Under the Geotek Communications Inc.-Nextel asset purchase agreement, Nextel must get the decree lifted by about mid-June or the deal could collapse.

Nextel will have to make a persuasive case that changed circumstances, which it claims it did not foresee when it entered into the decree in 1994, now make the consent decree inapplicable. Hogan signed the 10-year decree in 1995.

Nextel, which controls more than half of the nation’s 3.6 million SMR subscribers, needs the decree lifted to complete the $150 million purchase of 191 900 MHz SMR licenses from Geotek in a bankruptcy auction.

The decree, triggered by Nextel’s acquisition of Motorola Inc.’s 800 SMR licenses and its 900 MHz SMR management contracts in 1993, bans Nextel from owning 900 MHz dispatch radio systems in 14 major markets.

Nextel is expected to argue that trunking alternatives in new bands-such as 220 MHz and below-512 MHz-have become available for SMRs and that rule changes allow mobile phone operators to provide dispatch.

But Nextel will have to prove it was unaware at the decree’s signing of the Federal Communications Commission’s intentions to open up more bands for dispatch and to let wireless carriers offer dispatch.

Justice and SMRs are expected to counter Nextel was fully aware of 220 MHz and below-512 MHz refarming proceedings and the move to mobile phone-dispatch when it agreed to Justice’s demand in 1994 that it stay away from 900 MHz SMR channels.

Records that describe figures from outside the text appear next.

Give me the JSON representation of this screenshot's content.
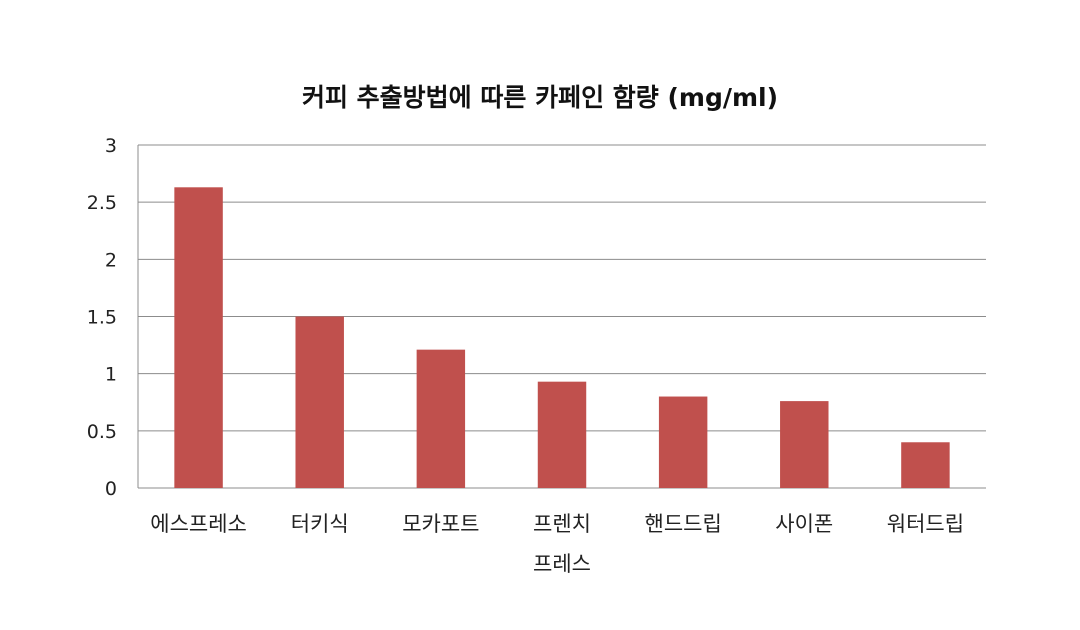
{
  "chart_data": {
    "type": "bar",
    "title": "커피 추출방법에 따른 카페인 함량 (mg/ml)",
    "xlabel": "",
    "ylabel": "",
    "categories": [
      "에스프레소",
      "터키식",
      "모카포트",
      "프렌치 프레스",
      "핸드드립",
      "사이폰",
      "워터드립"
    ],
    "values": [
      2.63,
      1.5,
      1.21,
      0.93,
      0.8,
      0.76,
      0.4
    ],
    "ylim": [
      0,
      3
    ],
    "yticks": [
      "0",
      "0.5",
      "1",
      "1.5",
      "2",
      "2.5",
      "3"
    ],
    "grid": true,
    "legend": "none",
    "bar_color": "#c0504d"
  }
}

In addition, Justice likely will argue the relevant market at issue-insofar as antitrust analysis is concerned-is the dispatch market and not the bigger mobile phone market.

Nextel previously argued it has far less spectrum than AT&T Wireless Services Inc. and Sprint PCS, and those mobile phone giants are not restrained to the extent it is by the consent decree. In addition to its core dispatch business, Nextel offers digital mobile telephony and data messaging on cellular-like networks throughout the country.

A coalition of SMRs, led by Mobex Communication Inc., are taking an aggressive approach to the Nextel decree case. In addition to SMR licenses covered by the 1995 decree, the SMRs want Justice to extend its antitrust probe to those licenses in the Geotek transaction not subject to the decree.

“If Nextel is permitted to consolidate the 900 MHz band, like it consolidated the 800 MHz band, there never will be competition in the dispatch industry. This coalition is not about helping any particular competitor; it is about helping competition itself,” said John Reardon, director of the Alliance for Radio Competition and general counsel for Mobex.

Mobex, the No. 3 provider with 50,000 units, failed to outbid Nextel for Geotek’s licenses, despite offering to pay slightly more than Nextel for the 191 licenses.